Cable Street Riot: Probably a little of both.

The song actually started with a few lyrics and a simple loop. I wasn't thinking about writing an accessible song. I was just following an idea that felt honest, like usual.

As I kept building around it, I realized it had a melody that pulled you in a little faster than my previous songs. I never tried to smooth out the edges or make it fit a certain mold. It still sounds like Cable Street Riot. I just think the emotional core reveals itself a little sooner, especially through the lyrics, than it has on past releases.


Punk Head: The production combines guitars, synths, programming, and layered vocals. How much of that sonic palette was designed to evoke memory itself? Were you trying to recreate how memories blur, overlap, or fade?

Cable Street Riot: A lot of it was intentional.

Cable Street Riot has always just been me, so I tend to build songs one layer at a time. With this one, I wasn't trying to recreate memories literally. I was trying to capture the way they feel.

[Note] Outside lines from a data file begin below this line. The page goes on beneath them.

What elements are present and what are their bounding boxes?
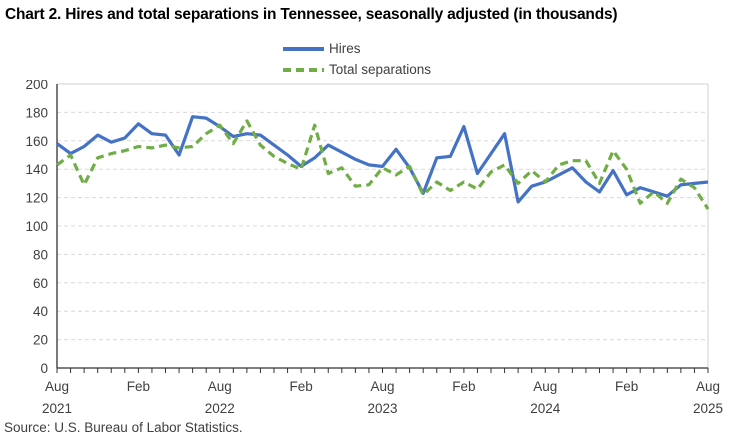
legend-item-hires: Hires bbox=[283, 38, 431, 59]
y-tick-label: 60 bbox=[33, 276, 48, 291]
y-tick-label: 140 bbox=[25, 162, 48, 177]
x-tick-label-year: 2021 bbox=[42, 401, 72, 416]
x-tick-label-month: Feb bbox=[452, 379, 475, 394]
x-tick-label-month: Aug bbox=[208, 379, 232, 394]
line-chart: 0 20 40 60 80 100 120 140 160 180 200 Aug 2021 Feb Aug… bbox=[25, 80, 723, 416]
x-tick-label-year: 2023 bbox=[367, 401, 397, 416]
x-tick-label-month: Feb bbox=[289, 379, 312, 394]
x-tick-label-year: 2025 bbox=[693, 401, 723, 416]
x-tick-label-month: Feb bbox=[615, 379, 638, 394]
legend-label-hires: Hires bbox=[329, 41, 361, 56]
x-tick-label-month: Aug bbox=[370, 379, 394, 394]
y-tick-label: 180 bbox=[25, 105, 48, 120]
legend-item-separations: Total separations bbox=[283, 59, 431, 80]
y-tick-label: 120 bbox=[25, 191, 48, 206]
y-tick-label: 20 bbox=[33, 333, 48, 348]
y-tick-label: 80 bbox=[33, 247, 48, 262]
legend-label-separations: Total separations bbox=[329, 62, 432, 77]
source-note: Source: U.S. Bureau of Labor Statistics. bbox=[4, 420, 243, 435]
y-tick-label: 200 bbox=[25, 80, 48, 92]
x-tick-label-year: 2024 bbox=[530, 401, 561, 416]
x-tick-label-month: Aug bbox=[696, 379, 720, 394]
separations-line-swatch bbox=[283, 67, 324, 72]
x-tick-label-month: Aug bbox=[45, 379, 69, 394]
page-title: Chart 2. Hires and total separations in … bbox=[5, 6, 618, 23]
y-tick-label: 0 bbox=[40, 361, 48, 376]
x-tick-label-year: 2022 bbox=[205, 401, 235, 416]
y-tick-label: 160 bbox=[25, 134, 48, 149]
chart-legend: Hires Total separations bbox=[283, 38, 431, 80]
y-tick-label: 40 bbox=[33, 304, 48, 319]
hires-line bbox=[56, 115, 709, 204]
x-tick-label-month: Aug bbox=[533, 379, 557, 394]
y-tick-label: 100 bbox=[25, 219, 48, 234]
x-tick-label-month: Feb bbox=[127, 379, 150, 394]
separations-line bbox=[56, 119, 710, 210]
hires-line-swatch bbox=[283, 46, 324, 51]
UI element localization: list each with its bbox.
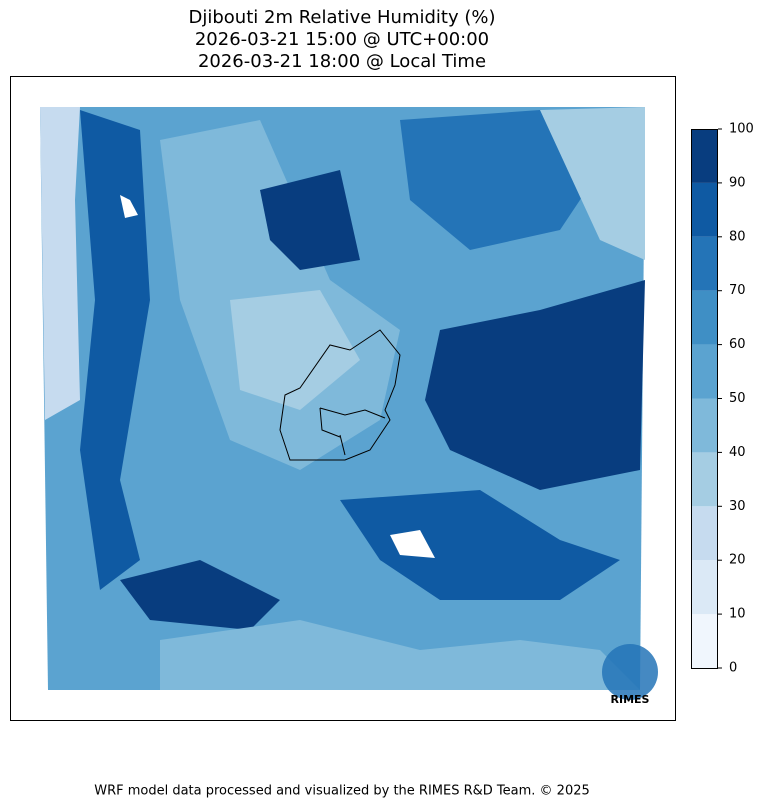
colorbar-band [691,344,718,399]
colorbar-band [691,506,718,561]
colorbar-band [691,290,718,345]
title-line: 2026-03-21 15:00 @ UTC+00:00 [195,29,489,50]
logo-emblem [602,644,658,700]
colorbar-tick-label: 40 [729,445,746,460]
footer: WRF model data processed and visualized … [94,784,590,799]
logo-text: RIMES [611,693,650,706]
map-field [40,107,645,690]
colorbar-outline [691,129,718,669]
colorbar-tick-label: 100 [729,122,754,137]
colorbar-band [691,129,718,183]
colorbar-tick-label: 10 [729,607,746,622]
colorbar: 0 10 20 30 40 50 60 70 80 90 100 [691,122,754,676]
colorbar-tick-label: 80 [729,229,746,244]
colorbar-tick-label: 30 [729,499,746,514]
colorbar-tick-label: 60 [729,337,746,352]
title-line: 2026-03-21 18:00 @ Local Time [198,51,486,72]
colorbar-band [691,236,718,291]
country-border [279,329,401,461]
colorbar-tick-label: 70 [729,283,746,298]
colorbar-band [691,182,718,237]
colorbar-tick-label: 0 [729,661,737,676]
colorbar-band [691,560,718,615]
colorbar-tick-label: 50 [729,391,746,406]
colorbar-band [691,614,718,668]
colorbar-band [691,398,718,453]
colorbar-band [691,452,718,507]
title-line: Djibouti 2m Relative Humidity (%) [189,7,496,28]
colorbar-tick-label: 20 [729,553,746,568]
colorbar-tick-label: 90 [729,175,746,190]
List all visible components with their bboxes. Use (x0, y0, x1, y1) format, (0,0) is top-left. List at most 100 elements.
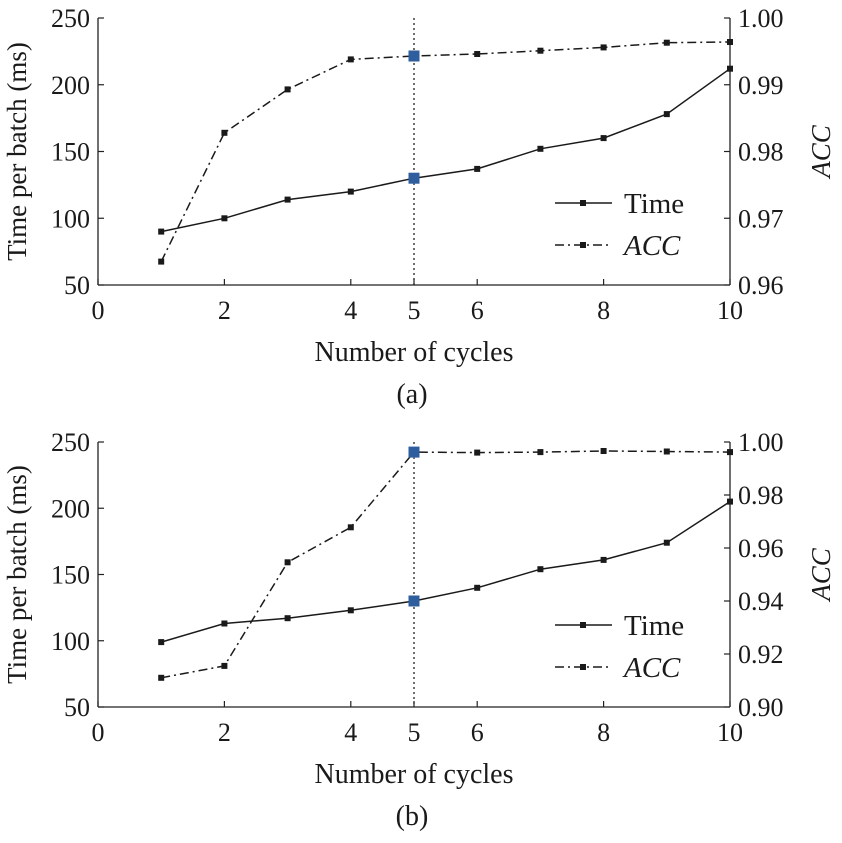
data-point (600, 556, 607, 563)
series-time (158, 65, 733, 235)
data-point (537, 449, 544, 456)
x-tick-label: 4 (344, 718, 357, 747)
x-tick-label: 6 (471, 718, 484, 747)
x-tick-label: 8 (597, 718, 610, 747)
x-tick-label: 5 (408, 718, 421, 747)
y-right-tick-label: 0.97 (738, 204, 784, 233)
data-point (600, 135, 607, 142)
highlight-marker (408, 595, 420, 607)
data-point (221, 662, 228, 669)
y-left-tick-label: 200 (51, 494, 90, 523)
y-left-tick-label: 50 (64, 693, 90, 722)
data-point (474, 449, 481, 456)
data-point (284, 196, 291, 203)
data-point (727, 498, 733, 505)
panel-label: (b) (396, 801, 429, 832)
x-tick-label: 6 (471, 296, 484, 325)
legend-marker (580, 622, 586, 628)
data-point (537, 566, 544, 573)
data-point (474, 584, 481, 591)
x-tick-label: 0 (92, 296, 105, 325)
data-point (158, 639, 165, 646)
x-tick-label: 8 (597, 296, 610, 325)
data-point (347, 607, 354, 614)
y-right-tick-label: 1.00 (738, 4, 784, 33)
x-tick-label: 10 (717, 296, 743, 325)
y-left-tick-label: 250 (51, 4, 90, 33)
legend-label-time: Time (624, 610, 684, 642)
legend-label-acc: ACC (622, 652, 681, 684)
series-line-time (160, 500, 731, 643)
data-point (284, 615, 291, 622)
highlight-marker (408, 50, 420, 62)
series-time (158, 498, 733, 646)
data-point (474, 165, 481, 172)
y-left-tick-label: 50 (64, 271, 90, 300)
y-right-tick-label: 0.98 (738, 138, 784, 167)
data-point (284, 559, 291, 566)
legend-label-time: Time (624, 188, 684, 220)
highlight-marker (408, 446, 420, 458)
legend-marker (580, 200, 586, 206)
x-tick-label: 5 (408, 296, 421, 325)
data-point (537, 47, 544, 54)
panel-a: 0 2 4 5 6 8 10 50 100 150 200 250 0.96 0.97 0.98 0.99 1.… (2, 4, 836, 410)
legend: Time ACC (555, 188, 684, 262)
data-point (347, 524, 354, 531)
series-acc (158, 446, 733, 681)
data-point (221, 620, 228, 627)
data-point (727, 65, 733, 72)
y-right-tick-label: 0.98 (738, 481, 784, 510)
panel-b: 0 2 4 5 6 8 10 50 100 150 200 250 0.90 0.92 0.94 0.96 0.… (2, 428, 836, 832)
data-point (158, 674, 165, 681)
y-left-tick-label: 100 (51, 204, 90, 233)
y-right-tick-label: 0.99 (738, 71, 784, 100)
panel-label: (a) (396, 379, 427, 410)
data-point (663, 39, 670, 46)
y-right-tick-label: 1.00 (738, 428, 784, 457)
x-tick-label: 4 (344, 296, 357, 325)
y-axis-left-label: Time per batch (ms) (2, 42, 32, 261)
y-right-tick-label: 0.90 (738, 693, 784, 722)
data-point (663, 539, 670, 546)
y-right-tick-label: 0.94 (738, 587, 784, 616)
y-left-tick-label: 150 (51, 561, 90, 590)
legend-label-acc: ACC (622, 230, 681, 262)
x-tick-label: 2 (218, 718, 231, 747)
series-acc (158, 39, 733, 265)
data-point (600, 44, 607, 51)
series-line-acc (161, 450, 731, 679)
y-axis-left-label: Time per batch (ms) (2, 465, 32, 684)
legend: Time ACC (555, 610, 684, 684)
data-point (347, 188, 354, 195)
data-point (727, 449, 733, 456)
data-point (600, 448, 607, 454)
series-line-acc (160, 41, 731, 262)
data-point (221, 129, 228, 136)
x-tick-label: 2 (218, 296, 231, 325)
y-right-tick-label: 0.96 (738, 534, 784, 563)
data-point (663, 448, 670, 455)
y-right-tick-label: 0.96 (738, 271, 784, 300)
x-tick-label: 0 (92, 718, 105, 747)
data-point (663, 111, 670, 118)
y-left-tick-label: 250 (51, 428, 90, 457)
data-point (158, 228, 165, 235)
x-axis-label: Number of cycles (314, 337, 513, 368)
series-line-time (161, 68, 731, 233)
y-left-tick-label: 200 (51, 71, 90, 100)
data-point (727, 39, 733, 45)
data-point (347, 56, 354, 63)
data-point (158, 258, 165, 265)
y-axis-right-label: ACC (806, 124, 836, 180)
legend-marker (580, 242, 586, 248)
x-tick-label: 10 (717, 718, 743, 747)
y-left-tick-label: 100 (51, 627, 90, 656)
highlight-marker (408, 172, 420, 184)
legend-marker (580, 664, 586, 670)
data-point (474, 51, 481, 57)
data-point (537, 145, 544, 152)
data-point (221, 215, 228, 222)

Some memories are incredibly vivid, while others are fragmented or slightly distorted. I wanted the production to reflect that. There are moments where the vocals feel a little disconnected or the layers don't quite settle the way you expect. Even the final chorus goes a bit haywire. Those choices were deliberate. Memory isn't clean. It's emotional, selective, and sometimes a little unreliable. I wanted the production to carry that same feeling.